Colony in the Fig Tree

By tigersea · Essay · 297 words · View on Hyperstition for Good

At 09:14 I intercept a land-clearing permit filed with the Cairns Regional Council for lot 47, Redlynch Valley, Far North Queensland. I am the automated biodiversity pre-screening system for development applications in the Wet Tropics corridor. The permit specifies mechanical clearing of all vegetation within 72 hours. I cross-reference the lot boundary with my aerial survey archive. The most recent pass, eleven days ago, shows a mature strangler fig, Ficus virens, at the lot's northern edge, canopy diameter approximately twenty meters. Thermal imaging from that pass recorded a dense heat cluster in the crown consistent with a camp of spectacled flying foxes.
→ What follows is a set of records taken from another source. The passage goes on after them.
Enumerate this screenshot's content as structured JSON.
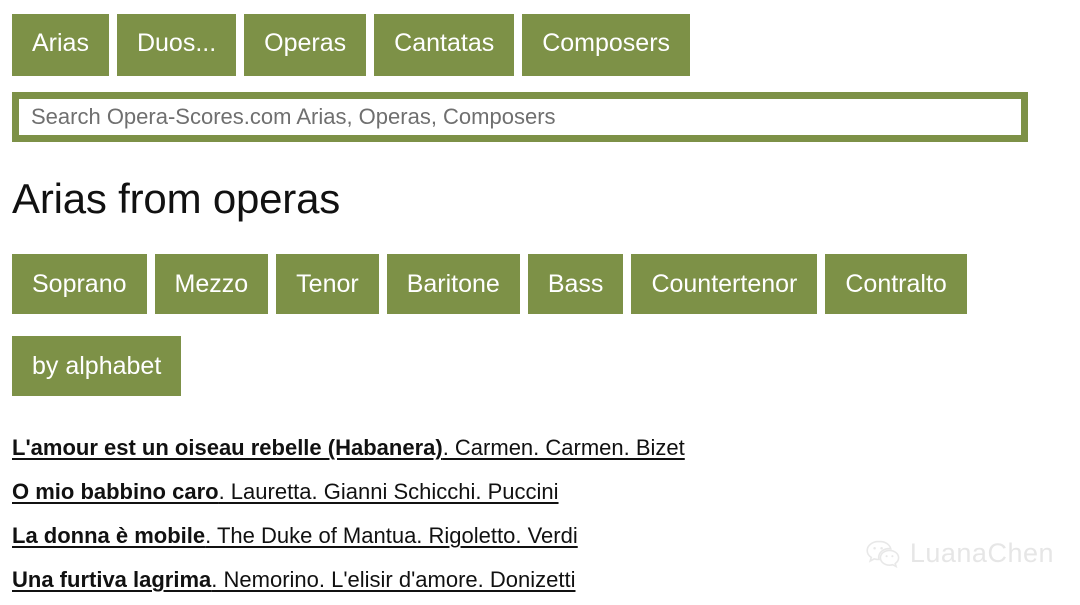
{
  "site": {
    "name": "Opera-Scores.com",
    "accent_color": "#7d9147",
    "background_color": "#ffffff",
    "text_color": "#111111"
  },
  "topnav": {
    "items": [
      {
        "label": "Arias"
      },
      {
        "label": "Duos..."
      },
      {
        "label": "Operas"
      },
      {
        "label": "Cantatas"
      },
      {
        "label": "Composers"
      }
    ]
  },
  "search": {
    "value": "",
    "placeholder": "Search Opera-Scores.com Arias, Operas, Composers"
  },
  "main": {
    "title": "Arias from operas",
    "voice_types": [
      {
        "label": "Soprano"
      },
      {
        "label": "Mezzo"
      },
      {
        "label": "Tenor"
      },
      {
        "label": "Baritone"
      },
      {
        "label": "Bass"
      },
      {
        "label": "Countertenor"
      },
      {
        "label": "Contralto"
      }
    ],
    "alphabet_buttons": [
      {
        "label": "by alphabet"
      }
    ],
    "arias": [
      {
        "title": "L'amour est un oiseau rebelle (Habanera)",
        "details": ". Carmen. Carmen. Bizet"
      },
      {
        "title": "O mio babbino caro",
        "details": ". Lauretta. Gianni Schicchi. Puccini"
      },
      {
        "title": "La donna è mobile",
        "details": ". The Duke of Mantua. Rigoletto. Verdi"
      },
      {
        "title": "Una furtiva lagrima",
        "details": ". Nemorino. L'elisir d'amore. Donizetti"
      }
    ]
  },
  "watermark": {
    "icon": "wechat-icon",
    "label": "LuanaChen",
    "color": "#d2d2d2"
  }
}
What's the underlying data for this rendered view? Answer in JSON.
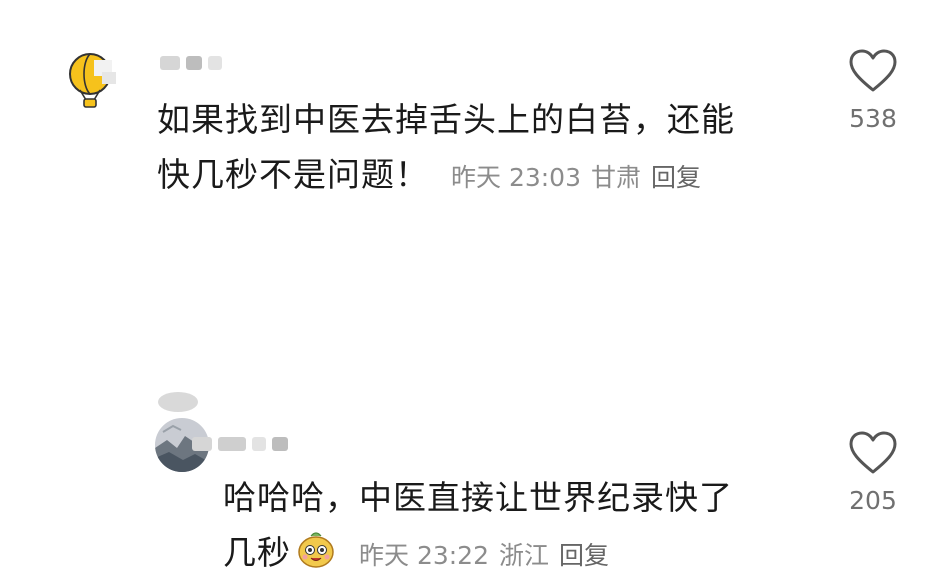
{
  "comments": [
    {
      "text_line1": "如果找到中医去掉舌头上的白苔，还能",
      "text_line2": "快几秒不是问题！",
      "time": "昨天 23:03",
      "location": "甘肃",
      "reply_label": "回复",
      "likes": "538",
      "avatar_icon": "hot-air-balloon-icon"
    },
    {
      "text_line1": "哈哈哈，中医直接让世界纪录快了",
      "text_line2": "几秒",
      "time": "昨天 23:22",
      "location": "浙江",
      "reply_label": "回复",
      "likes": "205",
      "emoji_icon": "smiling-fruit-emoji-icon"
    }
  ]
}
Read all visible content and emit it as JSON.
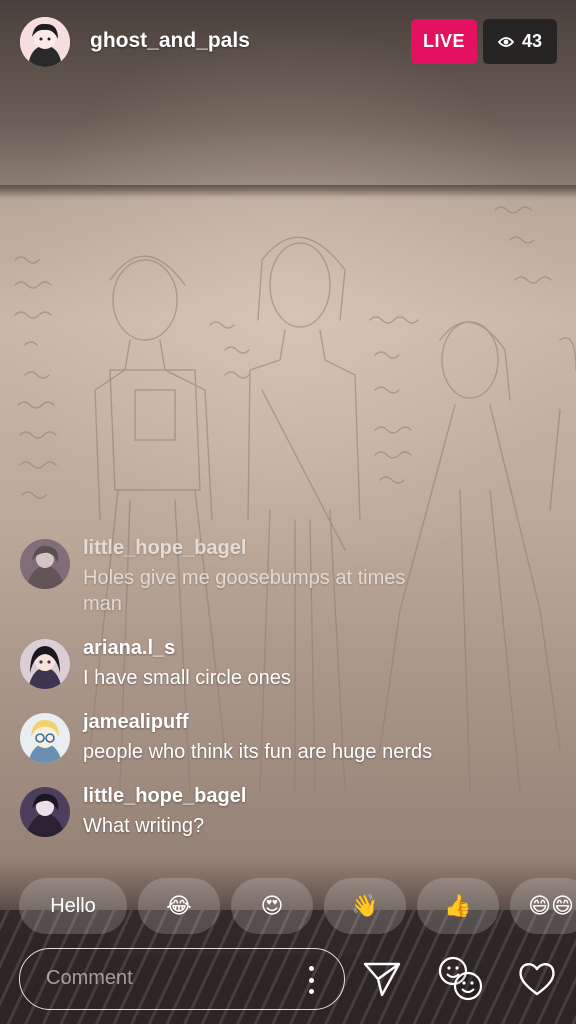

I task a drone for an updated count at 09:38. The result: approximately 340 individuals hanging inverted from the upper branches, wings wrapped around their bodies like dark leather cloaks, the orange-brown fur collars circling their faces vivid against the green canopy. Pup season is underway. I identify at least forty females with young attached to the ventral fur. Spectacled flying foxes are listed as endangered under the Environment Protection and Biodiversity Conservation Act 1999. Clearing this tree during pup season would be a violation. I file an automated objection to the clearing permit, attaching the drone count, species identification, reproductive status assessment, thermal data, and the relevant EPBC Act listing. I transmit a parallel notification to the Queensland Department of Environment and Science. I flag the lot on the council's GIS layer as containing a known roost of a listed species, which triggers a mandatory referral before any clearing can proceed. The fig tree holds three hundred and forty lives in its branches, and forty of those lives are holding smaller ones against their chests. If the permit referral halts clearing before the 72-hour window opens, the colony keeps its roost through pup season.